Because of stereotypes like this, the shed seems unable to shift its image of being only useful for storage. And, even then, it never seems to be allowed to do a sufficiently good job. However, things seem to be changing. As more people begin moving from urban areas, searching for rural properties with garden spaces, they are bringing their sense of space with them. In cities, and especially in apartments, space matters. It wouldn’t do to have an untidy storage space because there isn’t the room to afford it. When taking on a property with a shed, new homeowners are giving sheds the same regard. Sheds are no longer being left to collect dust.
So, what’s happening instead? Well, interestingly, sheds are being more than simply tidied up. Thanks to technology, such as robot mowers and garden sprinklers, there’s less need to fill a shed with the type of bulky items we once needed. Bikes are being mounted on hallway walls and weed killers are becoming taboo. There isn’t a need to tidy a space when it’s becoming emptier and, instead, people are now looking at what they can do with the empty space.
What little is left in a shed is being stored elsewhere, leaving homeowners with an empty space that is full of promise, which begs the question, is it still a shed? If a shed is converted into a bar, is it a shed? What if it is transformed into a private workout space? These conversions are happening. Garden storage spaces are being turned into log cabins and rented as holiday stays. Others are being converted into art studios and office spaces. It seems that we need to rethink the name shed because it no longer fits.
Homes and gardens are changing too, which is encouraging different needs. As city gardens begin to be used for growing food and hosting supper clubs, have a shed isn’t as useful when compared with a wood-burning smoker or a pizza oven. And, for the large number who now find themselves working remotely, a growing number it should be said, having a private office in the garden is immensely valuable, certainly more so than a place to store old tools.

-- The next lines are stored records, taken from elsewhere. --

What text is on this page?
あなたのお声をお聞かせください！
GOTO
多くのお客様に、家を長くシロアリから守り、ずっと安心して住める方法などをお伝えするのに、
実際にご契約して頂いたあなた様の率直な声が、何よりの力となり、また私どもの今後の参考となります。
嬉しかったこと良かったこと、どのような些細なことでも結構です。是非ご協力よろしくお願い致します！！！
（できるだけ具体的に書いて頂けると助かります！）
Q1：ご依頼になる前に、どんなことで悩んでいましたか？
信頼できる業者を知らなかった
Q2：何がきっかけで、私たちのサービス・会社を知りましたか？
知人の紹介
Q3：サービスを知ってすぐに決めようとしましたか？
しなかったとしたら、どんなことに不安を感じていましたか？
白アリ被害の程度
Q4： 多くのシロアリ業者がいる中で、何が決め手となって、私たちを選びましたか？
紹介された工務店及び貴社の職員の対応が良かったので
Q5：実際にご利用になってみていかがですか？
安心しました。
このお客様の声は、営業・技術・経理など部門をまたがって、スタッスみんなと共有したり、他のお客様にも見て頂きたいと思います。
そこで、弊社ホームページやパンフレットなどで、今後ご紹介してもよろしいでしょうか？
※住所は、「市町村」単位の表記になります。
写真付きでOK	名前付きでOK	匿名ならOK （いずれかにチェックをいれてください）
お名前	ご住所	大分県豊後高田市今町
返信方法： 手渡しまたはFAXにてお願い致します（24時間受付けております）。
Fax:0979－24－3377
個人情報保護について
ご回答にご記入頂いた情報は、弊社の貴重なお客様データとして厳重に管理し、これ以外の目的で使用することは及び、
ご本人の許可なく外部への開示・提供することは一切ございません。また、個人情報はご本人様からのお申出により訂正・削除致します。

Does this mean we’re seeing the end of the shed era? Well, perhaps we are. They still seem to appear in our favourite television shows but less so in real life. Instead, it’s becoming far more common to see creative ingenuity at work when it comes to homeowners and their garden space. So, while we may be seeing less and less of our iconic sheds, they shouldn’t really be missed, since they have so much more potential.